A learning agenda includes (1) a set of questions addressing critical knowledge gaps (2) a set of associated activities to answer them and (3) products aimed at disseminating findings and designed with usage and application in mind. A learning agenda can help you:
- Test and explore assumptions and hypotheses throughout implementation and stay open to the possibility that your assumptions and hypotheses are not accurate;
- Fill knowledge gaps that remain during implementation start-up;
- Make more informed decisions and support making your work more effective and efficient.
A learning agenda can also be a useful process through which to collaborate with peers and colleagues, fill gaps in knowledge and generate new evidence that we can then use to adapt our work. It can also help guide performance management planning by setting knowledge and information priorities. For example, a learning agenda can assist with prioritizing evaluations and research activities as well as in determining key indicators.
Ideally, you should develop a learning agenda during the design phase of a strategy, project, or activity, after you have developed a results framework or development hypotheses.
Guidance and Tools
Need help getting started?
Consider using the CLA Maturity Tool to explore how your team approaches learning.

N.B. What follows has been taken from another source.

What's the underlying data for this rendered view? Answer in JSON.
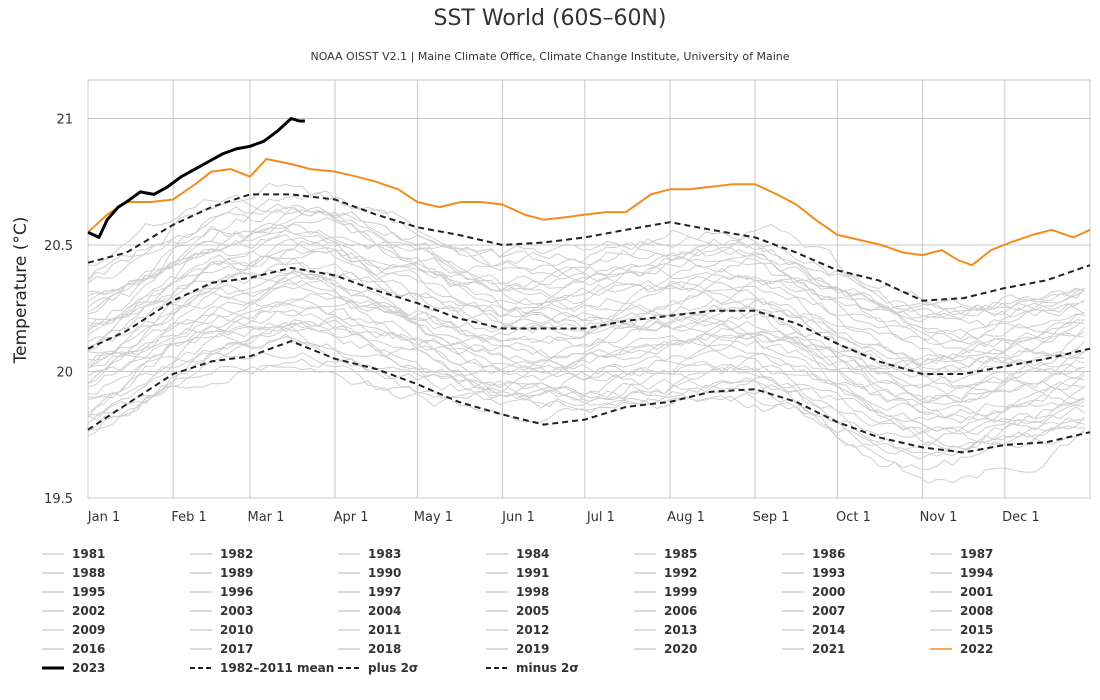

Stay open and curious. Be open to the possibility that your development hypothesis/theory of change could be wrong.
- Collaborate with peers. Learning agendas provide opportunities to engage in iterative, consultative processes that can foster engagement and buy-in, enhance learning agenda relevance and use, and facilitate coordination and collaboration. However, it is also important to know when and how to limit consensus-building to keep efforts moving forward and avoid “consensus fatigue.”
- Engage with external stakeholders, especially local knowledge sources. Collaboration is critical in establishing and implementing learning agendas. Bringing stakeholders into the design process will improve the quality of the learning questions and increase buy-in and stakeholders’ willingness to contribute to the implementation of learning activities. Moreover, checking whether other stakeholders have already explored your learning questions will help you avoid reinvestigating a question.
- Include learning activities that go beyond traditional M&E. Learning for continuous improvement often requires multiple knowledge sources. These should often include monitoring and evaluation activities, but they can also include activities like in-person group seminars and workshops, formal presentations among working groups and communities of practice, and the collation and dissemination of case-studies and stories related to tacit knowledge and experiences.
- Keep your learning agenda alive. As you begin to answer your learning questions, further questions may arise, leading the team to question the theory of change, adjust learning questions, or modify learning activities. By evaluating your learning agenda periodically, you can ensure its continued relevance.
Making the Case
Learning agendas are becoming a more frequently used tool within U.S. government agencies and development organizations to improve organizational effectiveness and efficiency. Multiple federal agencies, including HUD, DOL, and USDA, have created and use learning agendas to inform their work, and OMB has provided guidance on learning agendas. A recent landscape analysis identified 17 learning agendas within USAID/Washington.